When the building of a bridge in the Fairfield suburb was proposed, many people felt that it would seldom be used. At that time it was just north of the city boundary, in Waikato County. Sixty-five years later, in 2002, there were about 20,000 vehicles travelling across the bridge each day.

During the building of foundations for the bridges, an excavator came across a burial cave in the bank of the river. The preserved heads of several Māori were found in it.
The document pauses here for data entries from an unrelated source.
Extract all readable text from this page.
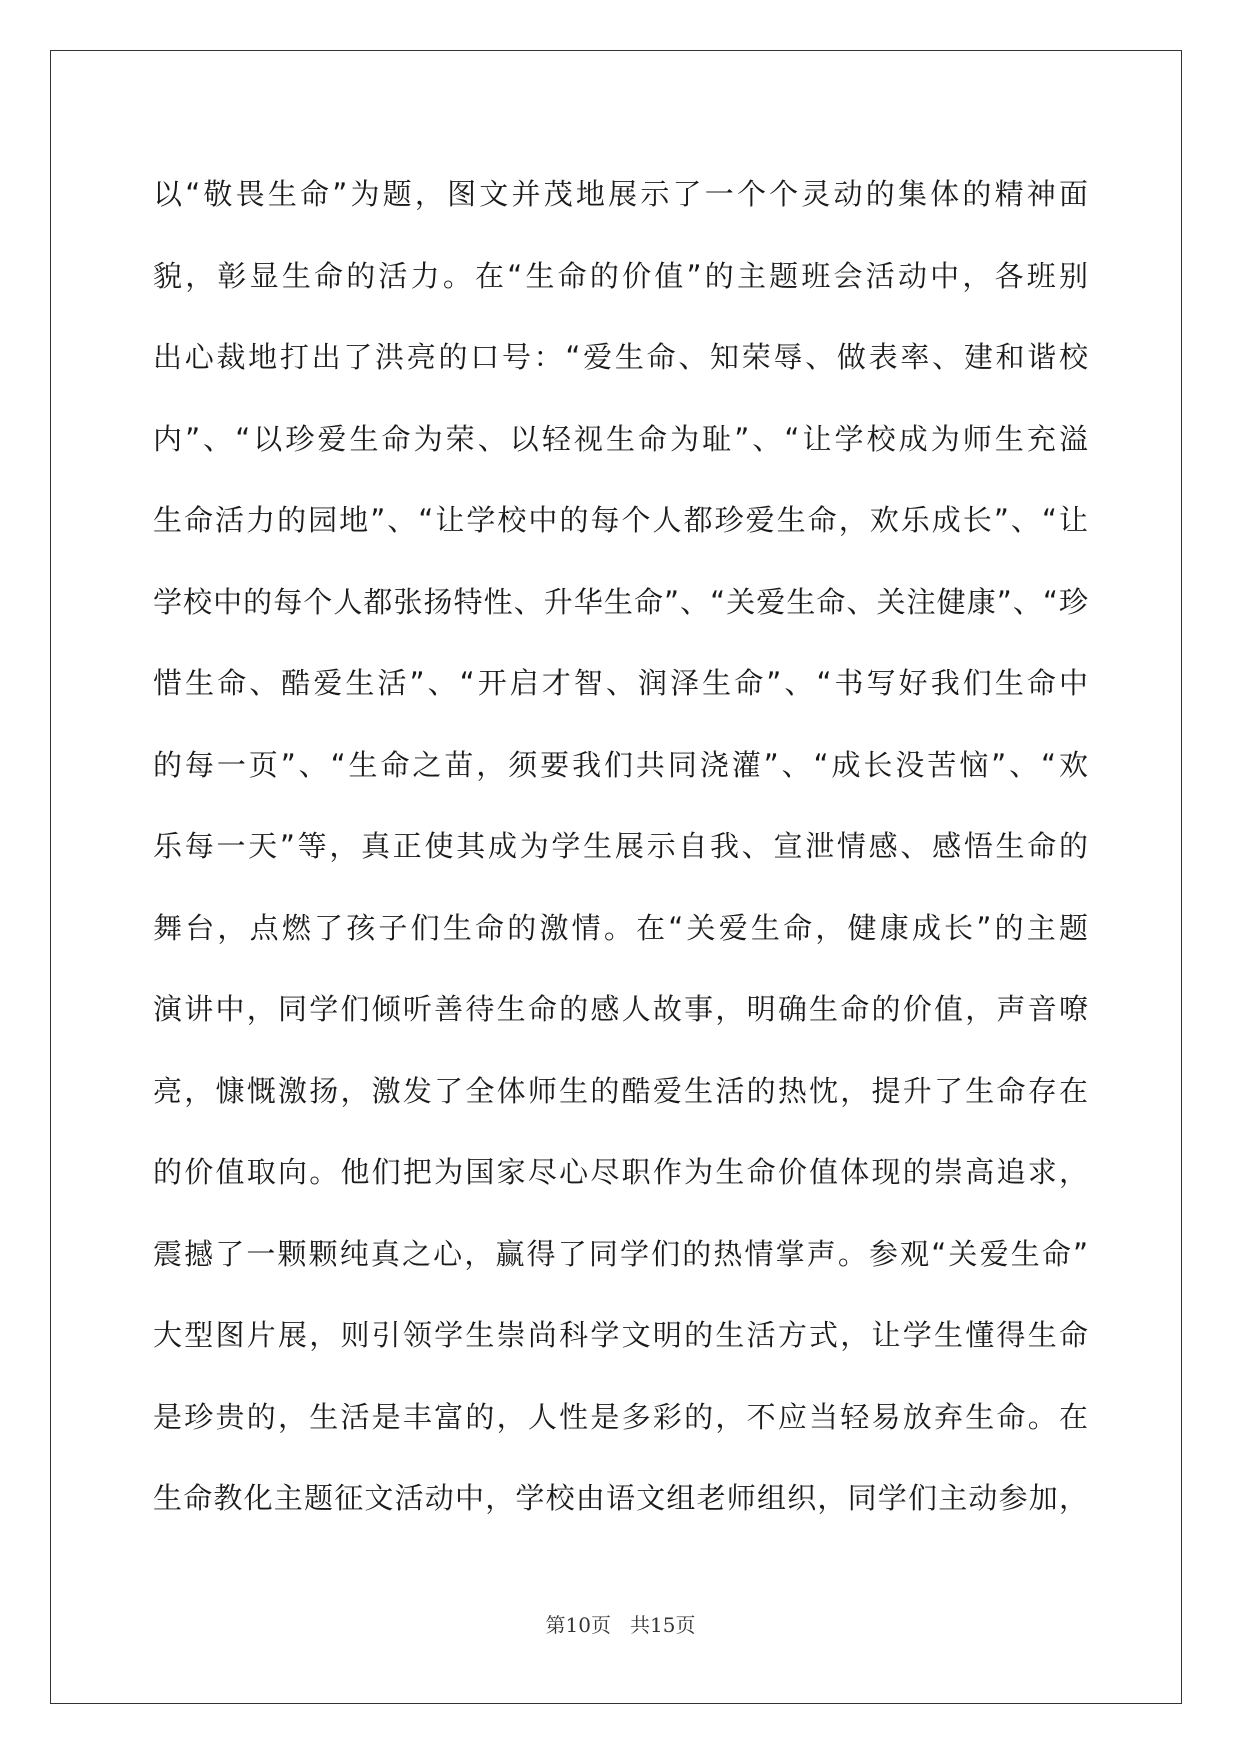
以“敬畏生命”为题，图文并茂地展示了一个个灵动的集体的精神面
貌，彰显生命的活力。在“生命的价值”的主题班会活动中，各班别
出心裁地打出了洪亮的口号：“爱生命、知荣辱、做表率、建和谐校
内”、“以珍爱生命为荣、以轻视生命为耻”、“让学校成为师生充溢
生命活力的园地”、“让学校中的每个人都珍爱生命，欢乐成长”、“让
学校中的每个人都张扬特性、升华生命”、“关爱生命、关注健康”、“珍
惜生命、酷爱生活”、“开启才智、润泽生命”、“书写好我们生命中
的每一页”、“生命之苗，须要我们共同浇灌”、“成长没苦恼”、“欢
乐每一天”等，真正使其成为学生展示自我、宣泄情感、感悟生命的
舞台，点燃了孩子们生命的激情。在“关爱生命，健康成长”的主题
演讲中，同学们倾听善待生命的感人故事，明确生命的价值，声音嘹
亮，慷慨激扬，激发了全体师生的酷爱生活的热忱，提升了生命存在
的价值取向。他们把为国家尽心尽职作为生命价值体现的崇高追求，
震撼了一颗颗纯真之心，赢得了同学们的热情掌声。参观“关爱生命”
大型图片展，则引领学生崇尚科学文明的生活方式，让学生懂得生命
是珍贵的，生活是丰富的，人性是多彩的，不应当轻易放弃生命。在
生命教化主题征文活动中，学校由语文组老师组织，同学们主动参加，
第10页   共15页
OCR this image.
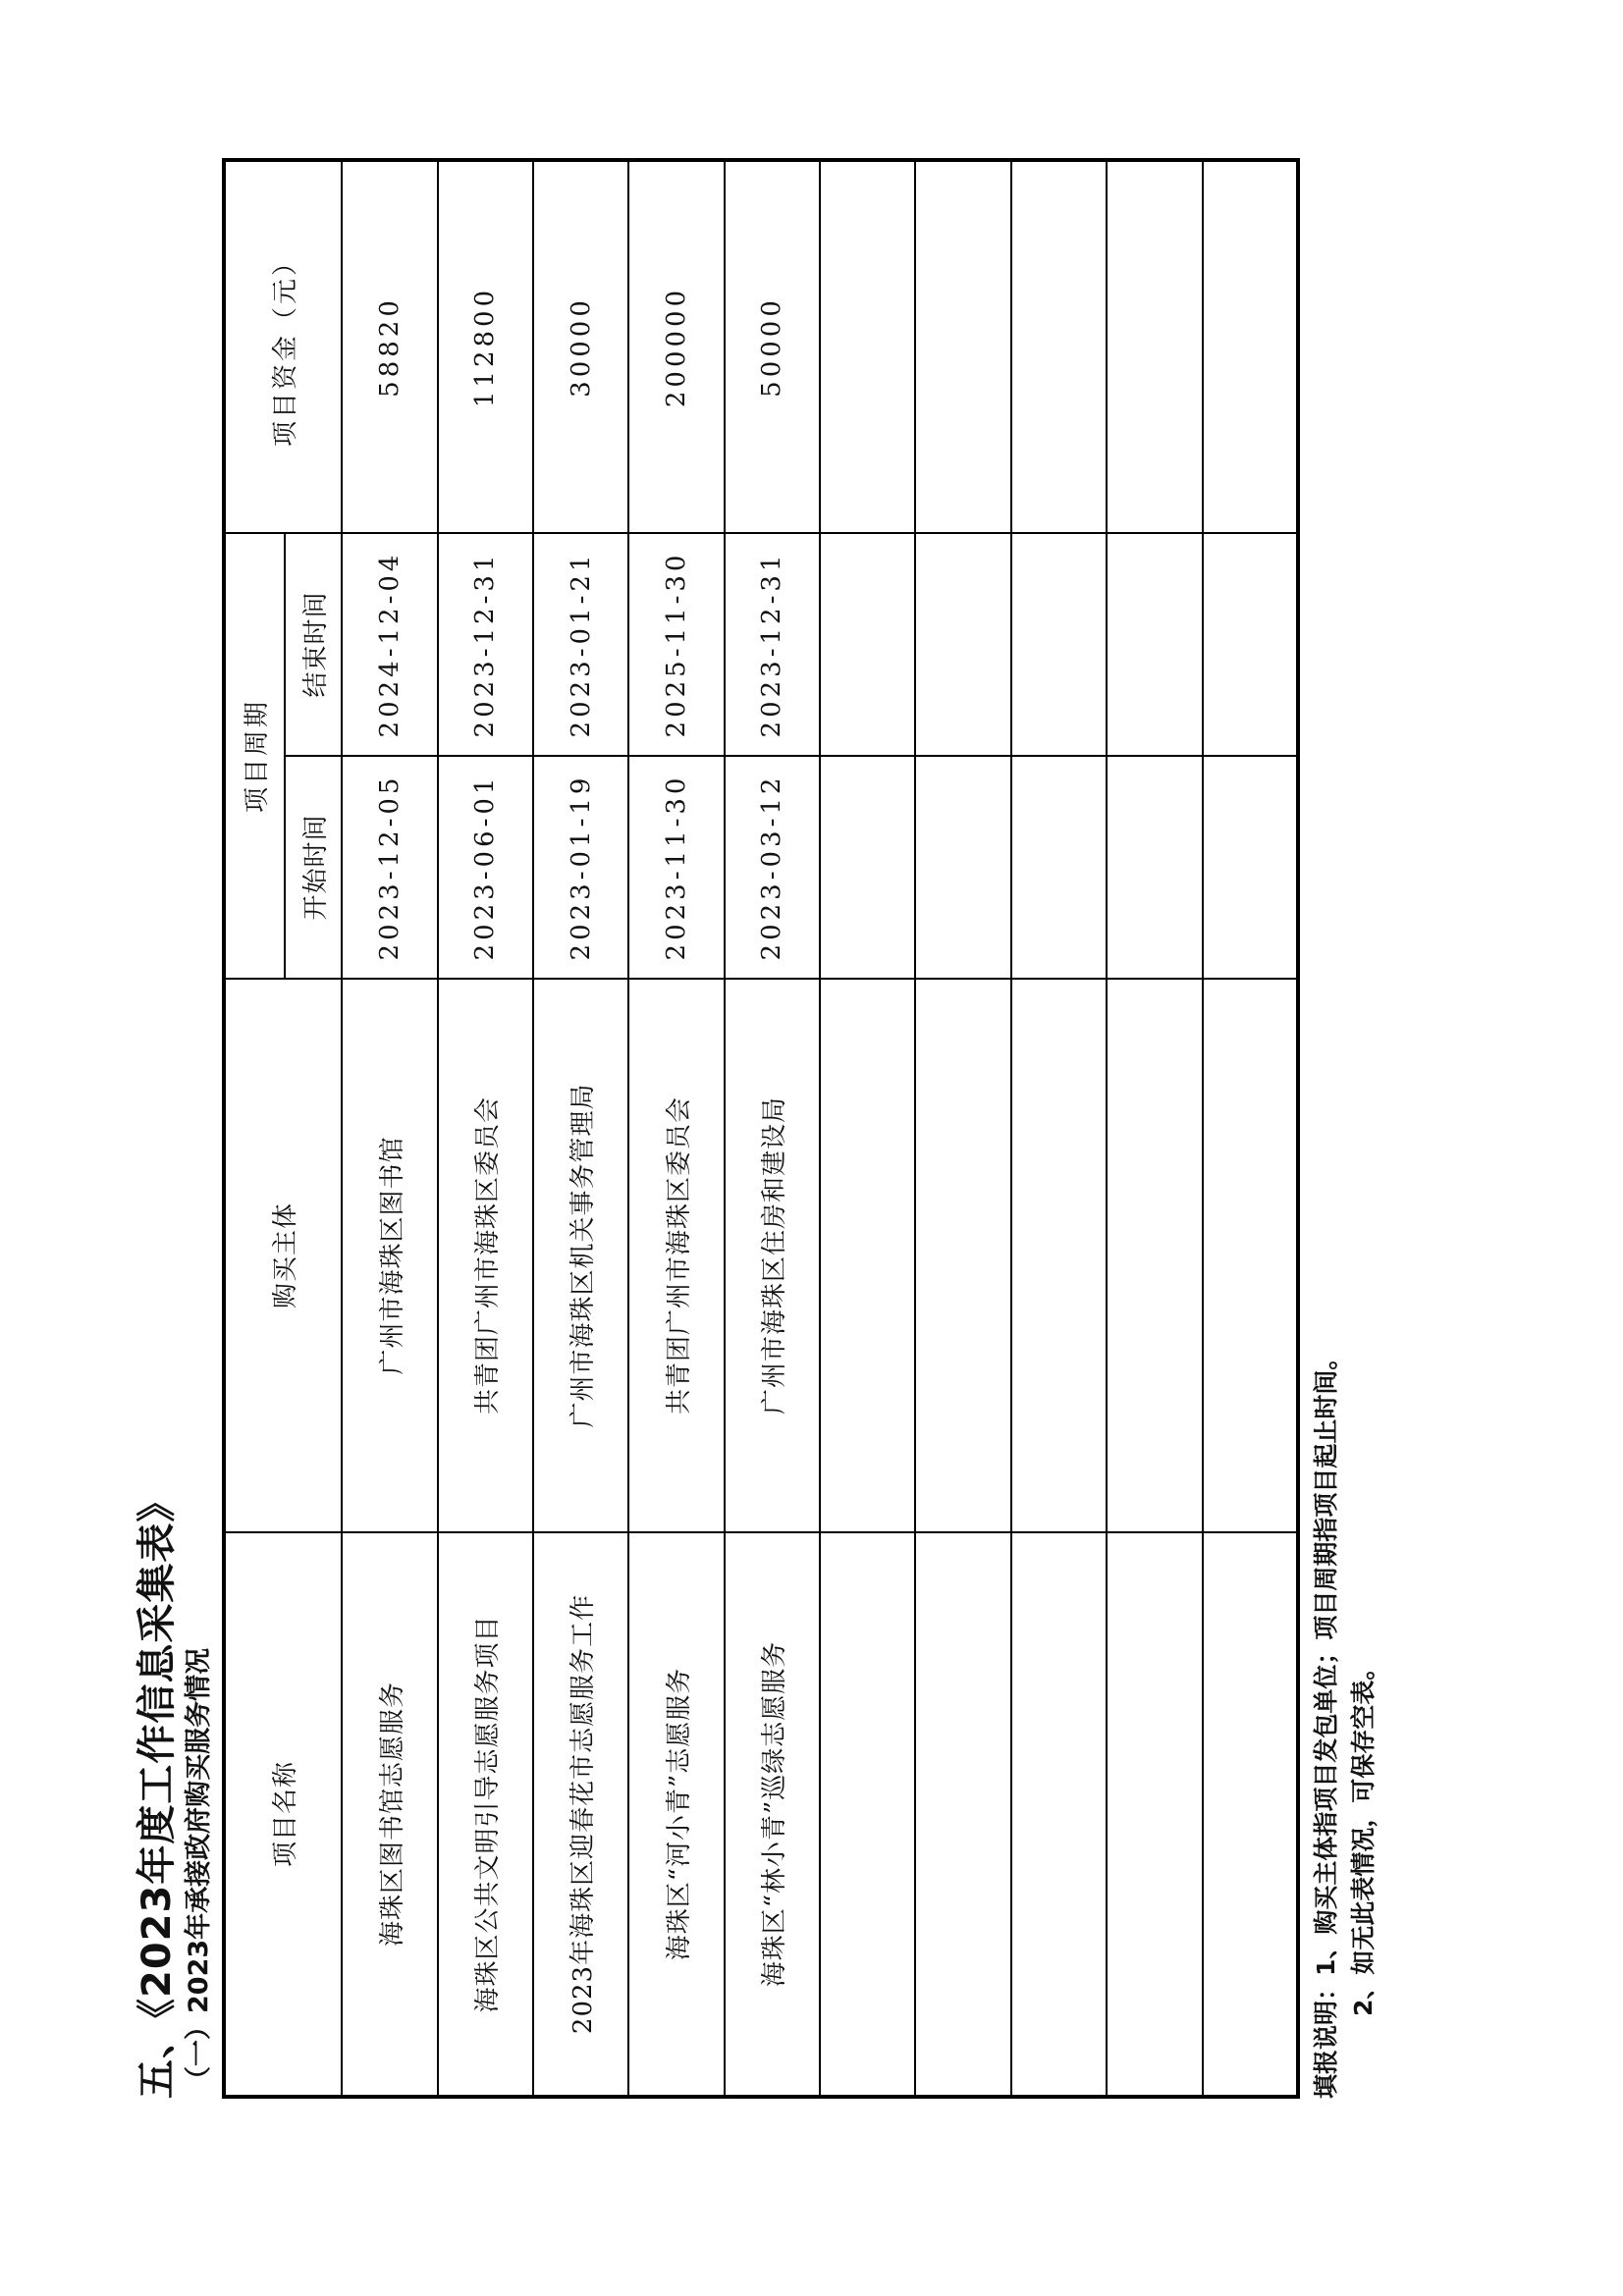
五、《2023年度工作信息采集表》 （一）2023年承接政府购买服务情况 项目名称	购买主体	项目周期		项目资金（元）
		开始时间	结束时间	
海珠区图书馆志愿服务	广州市海珠区图书馆	2023-12-05	2024-12-04	58820
海珠区公共文明引导志愿服务项目	共青团广州市海珠区委员会	2023-06-01	2023-12-31	112800
2023年海珠区迎春花市志愿服务工作	广州市海珠区机关事务管理局	2023-01-19	2023-01-21	30000
海珠区“河小青”志愿服务	共青团广州市海珠区委员会	2023-11-30	2025-11-30	200000
海珠区“林小青”巡绿志愿服务	广州市海珠区住房和建设局	2023-03-12	2023-12-31	50000

填报说明：1、购买主体指项目发包单位；项目周期指项目起止时间。 2、如无此表情况，可保存空表。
In 1991 a reconstruction project costing NZ$1.1 million took place, as the bridge was suffering the effects of concrete cancer, discovered in 1980.

During January 2011, the bridge was closed for three weeks for maintenance.

==Motorcycle stunt==
In 2009 Jonathan Bennett of the Mormon Few Stunt Crew was charged, and in 2010 was convicted, for dangerous driving for riding a motorcycle on the arches of Fairfield Bridge. The stunt was filmed and subsequently posted on YouTube. He was fined $500 and disqualified from riding for 6 months.